Катя быстро подошла ко мне, крепко обняла:

- Тоник, ну извини за глупую шутку, ну, что ты?! – Катя пыталась меня поцеловать, а я всё отворачивался. Зачем она так? Я только выкинул из головы весь ужас ревности и страданий, через который мне пришлось пройти, и вот… - Тоничек, я просчитала всё по минутам! Это твой, твой ребёнок! Только нам ещё рано, понимаешь, рано! Мы его тоже оставим в этой Родовой камере, пусть спокойно развивается, пока мы рискуем своей жизнью, а, Тоник?!

Я повернулся, и пошёл в своё отделение Родовой камеры. Раздевшись, хмуро посмотрел на пиктограмму, изображающую возбуждённого мальчика, и забрался в капсулу, только сейчас поняв, как устал.

Выйдя из Родовой камеры, я прошёл в кают-компанию, проголодавшись. Катя там уже ждала меня.

- Пошли, сначала посмотрим, как наши гости, потом вместе поедим, - предложила она, - возьми какую-нибудь одежду для мальчика.

Несмотря на урчание в животе, я отправился в свою каюту, нашёл свежее бельё, шортики, и прошёл в изолятор. Мальчик ещё спал. Я подумал, нашёл комнату, откуда вела свои наблюдения Вася, посмотрел показания. Затем прочитал рекомендации.

Предлагалось оставить пациента до утра, до полного выздоровления. К нему сейчас подключены капельницы с жизненно важными веществами, так что, от голода он не умрёт.

Полюбовавшись на гостя, в котором было что-то ангельское, я вернулся в кают-компанию, и сделал заказ. Поставив тарелки на стол, начал кушать, не дожидаясь своей жены.

Катя вернулась, когда я уже принимался за второе.

- Как у тебя? Спит? – спросила она меня, я кивнул, спросив:

- А у тебя?

- Тоже спит. Такой ангелочек, просто прелесть! Не могла налюбоваться.

- Я о тебе спрашиваю, - Катя пожала плечами: - Я не сказала? Да, как мы и предполагали. Я оставила зародыш здесь, уже второй, оба твои.

Я не понял, рад я этому, или нет.

- Кать, а кто эти ребята?

- Я не знаю, Тон. Они полностью состоят из генотипа, которого в нас крупицы.

- Мне показалось, что они ангелы…

- Да, похоже. Когда проснутся, спросим. Тоник, я пойду отдыхать, мне сегодня нельзя бегать. Ты чем собираешься заняться?

- Пойду, поупражняюсь с двумя клинками. Очень полезный навык, - поднялся я.

- Тоник, - тихо позвала меня Катя, я поднял на неё глаза.

- Что?

- Ты сильно на меня обиделся?

- Не знаю, Катя, - честно ответил я, - мне надо время, чтобы разобраться.

- У нас нет времени, Тоник.

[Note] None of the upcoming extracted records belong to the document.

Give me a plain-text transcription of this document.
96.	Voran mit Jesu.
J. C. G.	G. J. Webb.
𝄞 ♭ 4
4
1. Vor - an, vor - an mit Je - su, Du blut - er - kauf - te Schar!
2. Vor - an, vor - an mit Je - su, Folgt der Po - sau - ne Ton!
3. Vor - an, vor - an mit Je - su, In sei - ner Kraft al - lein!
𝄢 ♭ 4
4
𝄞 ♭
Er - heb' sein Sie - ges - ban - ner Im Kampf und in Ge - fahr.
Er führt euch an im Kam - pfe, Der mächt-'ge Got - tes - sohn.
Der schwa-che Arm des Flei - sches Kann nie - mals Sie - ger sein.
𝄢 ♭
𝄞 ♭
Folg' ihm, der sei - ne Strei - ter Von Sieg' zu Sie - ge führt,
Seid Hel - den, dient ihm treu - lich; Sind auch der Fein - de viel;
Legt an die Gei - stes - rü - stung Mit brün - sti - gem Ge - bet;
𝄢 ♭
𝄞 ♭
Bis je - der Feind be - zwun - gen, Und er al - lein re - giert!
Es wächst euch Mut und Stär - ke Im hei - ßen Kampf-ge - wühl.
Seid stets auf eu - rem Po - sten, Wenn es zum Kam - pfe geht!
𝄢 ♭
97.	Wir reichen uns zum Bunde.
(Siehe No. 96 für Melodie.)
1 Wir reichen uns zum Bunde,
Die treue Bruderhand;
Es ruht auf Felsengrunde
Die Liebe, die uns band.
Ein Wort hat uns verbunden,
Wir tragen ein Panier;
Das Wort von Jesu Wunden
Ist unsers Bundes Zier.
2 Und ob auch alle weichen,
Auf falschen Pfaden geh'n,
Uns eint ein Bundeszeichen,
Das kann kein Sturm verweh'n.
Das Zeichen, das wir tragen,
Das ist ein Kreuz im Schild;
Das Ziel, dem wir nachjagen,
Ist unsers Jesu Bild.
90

Я думаю, завтра всё кончится.

- Завтра? Что кончится?

- Всё. Всё кончится. Не спрашивай, не знаю, предчувствие у меня такое. Иди, упражняйся. Я пойду, отдохну, неважно себя чувствую. Я буду на нашем месте, Тоничек.

Я прошёл в спортзал, заказал две учебные сабли, и долго бился с виртуальным противником. Когда изнемог, пошёл к себе в каюту. Катя уже спала.

Я помылся, сменил одежду. Выйдя из душа, увидел, что, Катя разметалась по всей постели, спала так сладко, став ещё более похожей на спасённых нами ребят, что сама мысль о том, чтобы причинить ей беспокойство, показалась мне кощунственной.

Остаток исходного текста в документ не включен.